The fete was hosted by American Unity Fund, a lobby group that helps further tolerance toward LGBT people in the Republican Party. Jenner, a former Olympian who came out in a Diane Sawyer interview last year, says that she’s saddened with the GOP’s recent shift to the far right when it comes to social issues.
"I feel like our best hope to get back to a constitutional government with 18 enumerated powers is in the Republican Party,” Jenner argued. “I have to admit I've been very disappointed over the last five, 10 years, but I won't give up hope on it.”
If she hopes to change her party, Jenner faces a steep climb. Last week, the GOP unveiled what many called the most anti-LGBT platform in its history. While speculation suggested that Republicans might soften their language on topics like marriage equality, the GOP platform affirmed its definition of marriage as a union “between one man and one woman.”

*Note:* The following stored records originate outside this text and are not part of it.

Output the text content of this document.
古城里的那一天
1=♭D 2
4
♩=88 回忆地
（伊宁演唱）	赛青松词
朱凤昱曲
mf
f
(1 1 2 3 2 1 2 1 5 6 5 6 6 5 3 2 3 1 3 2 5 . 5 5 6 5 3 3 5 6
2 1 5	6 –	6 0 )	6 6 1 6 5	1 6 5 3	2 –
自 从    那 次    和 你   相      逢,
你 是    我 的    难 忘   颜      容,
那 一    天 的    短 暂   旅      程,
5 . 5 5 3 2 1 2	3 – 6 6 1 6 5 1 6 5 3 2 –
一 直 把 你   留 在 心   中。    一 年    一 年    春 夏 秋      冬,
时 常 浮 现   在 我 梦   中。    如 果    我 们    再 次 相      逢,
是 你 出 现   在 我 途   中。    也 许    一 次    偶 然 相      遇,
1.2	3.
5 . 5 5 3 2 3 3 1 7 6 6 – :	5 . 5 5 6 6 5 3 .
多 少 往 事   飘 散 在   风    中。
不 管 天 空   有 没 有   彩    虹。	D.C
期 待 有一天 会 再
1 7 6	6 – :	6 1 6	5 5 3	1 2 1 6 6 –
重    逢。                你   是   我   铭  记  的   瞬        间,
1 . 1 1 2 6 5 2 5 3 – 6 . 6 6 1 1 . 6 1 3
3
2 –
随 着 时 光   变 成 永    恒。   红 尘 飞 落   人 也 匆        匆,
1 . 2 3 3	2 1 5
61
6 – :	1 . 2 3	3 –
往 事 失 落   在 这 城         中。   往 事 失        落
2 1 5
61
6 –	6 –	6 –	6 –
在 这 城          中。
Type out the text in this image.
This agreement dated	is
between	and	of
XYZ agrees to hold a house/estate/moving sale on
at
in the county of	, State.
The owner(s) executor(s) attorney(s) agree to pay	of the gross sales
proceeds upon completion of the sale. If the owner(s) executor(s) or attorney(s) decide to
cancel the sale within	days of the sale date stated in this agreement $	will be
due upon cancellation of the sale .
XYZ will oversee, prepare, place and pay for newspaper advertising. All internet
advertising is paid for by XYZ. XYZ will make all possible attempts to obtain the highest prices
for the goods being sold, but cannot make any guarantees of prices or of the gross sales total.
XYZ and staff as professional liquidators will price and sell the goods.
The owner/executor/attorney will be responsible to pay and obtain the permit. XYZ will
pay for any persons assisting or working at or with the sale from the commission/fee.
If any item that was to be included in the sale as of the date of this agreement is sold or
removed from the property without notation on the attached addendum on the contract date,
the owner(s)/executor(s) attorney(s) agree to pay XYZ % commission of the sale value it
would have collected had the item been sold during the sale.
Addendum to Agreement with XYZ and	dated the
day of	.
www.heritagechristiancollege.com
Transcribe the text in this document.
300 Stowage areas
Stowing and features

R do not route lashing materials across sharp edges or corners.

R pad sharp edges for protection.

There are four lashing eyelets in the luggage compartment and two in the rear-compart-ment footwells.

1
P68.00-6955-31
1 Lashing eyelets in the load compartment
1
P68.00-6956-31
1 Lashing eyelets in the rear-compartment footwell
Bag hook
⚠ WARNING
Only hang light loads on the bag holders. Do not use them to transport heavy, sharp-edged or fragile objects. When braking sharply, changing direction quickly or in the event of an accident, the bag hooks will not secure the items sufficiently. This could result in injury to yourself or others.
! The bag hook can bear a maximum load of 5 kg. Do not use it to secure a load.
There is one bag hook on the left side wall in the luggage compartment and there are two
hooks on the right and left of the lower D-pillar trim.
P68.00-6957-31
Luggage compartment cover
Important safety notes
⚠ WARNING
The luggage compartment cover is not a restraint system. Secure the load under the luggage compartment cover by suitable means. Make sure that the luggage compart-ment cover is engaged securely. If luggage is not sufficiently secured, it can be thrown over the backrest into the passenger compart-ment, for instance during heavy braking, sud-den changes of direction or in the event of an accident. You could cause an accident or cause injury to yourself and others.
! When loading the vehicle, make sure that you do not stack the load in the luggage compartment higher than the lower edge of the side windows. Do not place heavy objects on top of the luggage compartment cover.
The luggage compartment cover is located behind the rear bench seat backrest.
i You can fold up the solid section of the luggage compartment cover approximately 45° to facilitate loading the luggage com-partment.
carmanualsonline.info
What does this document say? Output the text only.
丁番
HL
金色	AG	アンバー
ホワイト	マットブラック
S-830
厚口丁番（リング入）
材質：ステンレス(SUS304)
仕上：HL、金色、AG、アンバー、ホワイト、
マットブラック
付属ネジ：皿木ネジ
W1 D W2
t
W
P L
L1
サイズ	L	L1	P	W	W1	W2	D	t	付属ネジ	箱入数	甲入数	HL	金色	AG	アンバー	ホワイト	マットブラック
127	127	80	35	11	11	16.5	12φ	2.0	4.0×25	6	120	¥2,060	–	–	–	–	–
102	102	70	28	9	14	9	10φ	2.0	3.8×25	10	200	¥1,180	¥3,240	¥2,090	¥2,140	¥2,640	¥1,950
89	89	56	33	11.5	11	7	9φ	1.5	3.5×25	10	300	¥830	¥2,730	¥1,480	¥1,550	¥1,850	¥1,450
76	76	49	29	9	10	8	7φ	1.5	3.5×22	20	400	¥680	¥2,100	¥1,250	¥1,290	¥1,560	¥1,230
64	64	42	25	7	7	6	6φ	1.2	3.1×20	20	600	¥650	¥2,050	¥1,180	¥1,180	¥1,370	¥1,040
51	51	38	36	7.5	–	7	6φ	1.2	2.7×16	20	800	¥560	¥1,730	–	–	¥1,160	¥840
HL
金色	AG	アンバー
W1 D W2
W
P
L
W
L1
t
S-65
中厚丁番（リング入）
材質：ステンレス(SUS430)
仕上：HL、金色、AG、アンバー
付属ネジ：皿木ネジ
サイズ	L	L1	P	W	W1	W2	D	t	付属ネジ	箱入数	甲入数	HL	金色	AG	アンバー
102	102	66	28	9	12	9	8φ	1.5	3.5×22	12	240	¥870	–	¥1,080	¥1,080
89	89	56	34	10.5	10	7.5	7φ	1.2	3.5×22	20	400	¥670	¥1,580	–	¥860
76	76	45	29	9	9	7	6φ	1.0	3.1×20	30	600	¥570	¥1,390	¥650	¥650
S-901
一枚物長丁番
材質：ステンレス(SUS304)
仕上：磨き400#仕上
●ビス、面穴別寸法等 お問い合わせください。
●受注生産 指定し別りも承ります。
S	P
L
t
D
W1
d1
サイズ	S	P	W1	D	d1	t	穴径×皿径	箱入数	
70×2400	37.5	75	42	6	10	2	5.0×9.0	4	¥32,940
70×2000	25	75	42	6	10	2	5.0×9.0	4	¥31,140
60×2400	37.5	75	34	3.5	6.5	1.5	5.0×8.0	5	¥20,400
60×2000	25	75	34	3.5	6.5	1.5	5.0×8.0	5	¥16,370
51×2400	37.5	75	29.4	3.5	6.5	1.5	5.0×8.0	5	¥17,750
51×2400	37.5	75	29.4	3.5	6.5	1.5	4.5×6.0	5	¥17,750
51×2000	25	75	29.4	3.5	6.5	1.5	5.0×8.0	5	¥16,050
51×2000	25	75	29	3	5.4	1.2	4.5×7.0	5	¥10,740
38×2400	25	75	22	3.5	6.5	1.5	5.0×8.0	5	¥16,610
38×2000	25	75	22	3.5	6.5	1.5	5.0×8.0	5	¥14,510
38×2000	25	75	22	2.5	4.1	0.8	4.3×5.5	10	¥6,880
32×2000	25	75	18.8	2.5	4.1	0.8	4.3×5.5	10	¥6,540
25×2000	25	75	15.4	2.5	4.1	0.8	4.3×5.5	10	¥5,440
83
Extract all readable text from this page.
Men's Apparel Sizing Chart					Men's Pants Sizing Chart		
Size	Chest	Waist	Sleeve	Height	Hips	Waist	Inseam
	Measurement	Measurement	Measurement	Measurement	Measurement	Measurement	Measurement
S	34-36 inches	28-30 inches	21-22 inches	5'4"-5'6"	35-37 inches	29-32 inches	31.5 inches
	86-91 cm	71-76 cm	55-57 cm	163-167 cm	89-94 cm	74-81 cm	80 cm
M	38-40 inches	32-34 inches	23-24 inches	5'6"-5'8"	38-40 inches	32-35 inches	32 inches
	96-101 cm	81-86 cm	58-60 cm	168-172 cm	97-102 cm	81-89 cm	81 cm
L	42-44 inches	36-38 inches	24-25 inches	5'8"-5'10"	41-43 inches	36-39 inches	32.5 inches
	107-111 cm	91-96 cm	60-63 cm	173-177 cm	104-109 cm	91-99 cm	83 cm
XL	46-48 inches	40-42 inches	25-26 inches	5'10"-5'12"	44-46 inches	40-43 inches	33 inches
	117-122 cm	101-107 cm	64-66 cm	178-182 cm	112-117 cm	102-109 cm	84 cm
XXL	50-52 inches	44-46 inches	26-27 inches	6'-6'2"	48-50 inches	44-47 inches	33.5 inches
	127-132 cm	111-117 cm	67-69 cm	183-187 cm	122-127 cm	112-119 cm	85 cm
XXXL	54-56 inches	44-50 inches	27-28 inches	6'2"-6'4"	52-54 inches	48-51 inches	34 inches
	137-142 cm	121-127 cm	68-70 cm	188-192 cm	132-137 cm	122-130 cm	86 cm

The platform also refers to the Obama administration’s guidance on affirming bathroom access for transgender people as “illegal [and] dangerous, arguing that it “ignores privacy issues.”
Jenner poked fun at the GOP’s stance on restroom use to laughter from attendees.
“I have not had any issues about bathrooms myself,” she said. “I haven't used a men's room in a year and a half, and thank God, because there's some great conversation going on in the ladies' room. And I just want you to know, girls, that I follow all the rules, I've never flushed a feminine product down a toilet.”
Jenner, who currently stars in I Am Cait on E!, then turned her attention to House Bill 2, the controversial North Carolina law that forces trans people to use public bathrooms that do not correspond with their gender identity. Pushed through an “emergency session” of the state’s Congress on March 23, the legislation was introduced, debated, and signed into law in the span of a single day.
Jenner worried about the effect HB 2 could have on youth—who, she argued, face enough bullying in schools as is.
“Now you're telling me that the State of North Carolina is going to come in and bully you too, and say you can't live your authentic life and you have to go in this other bathroom,” the reality star told the American Unity Fund. “It just doesn't work. It's even more depression for these kids.”
Jenner added that it’s important to change hearts and minds through visibility. “The Republican Party needs to understand,” she said. “They need to know people who are trans.”
Her comments were in stark contrast not only to the GOP convention but the crowd who gathered for the event. Outside the Quicken Loans Arena, many attendees were spotted wearing hats mocking Jenner, as People magazine reported. The red trucker hats read “Make Bruce a Man Again,” a play on Donald Trump’s campaign slogan.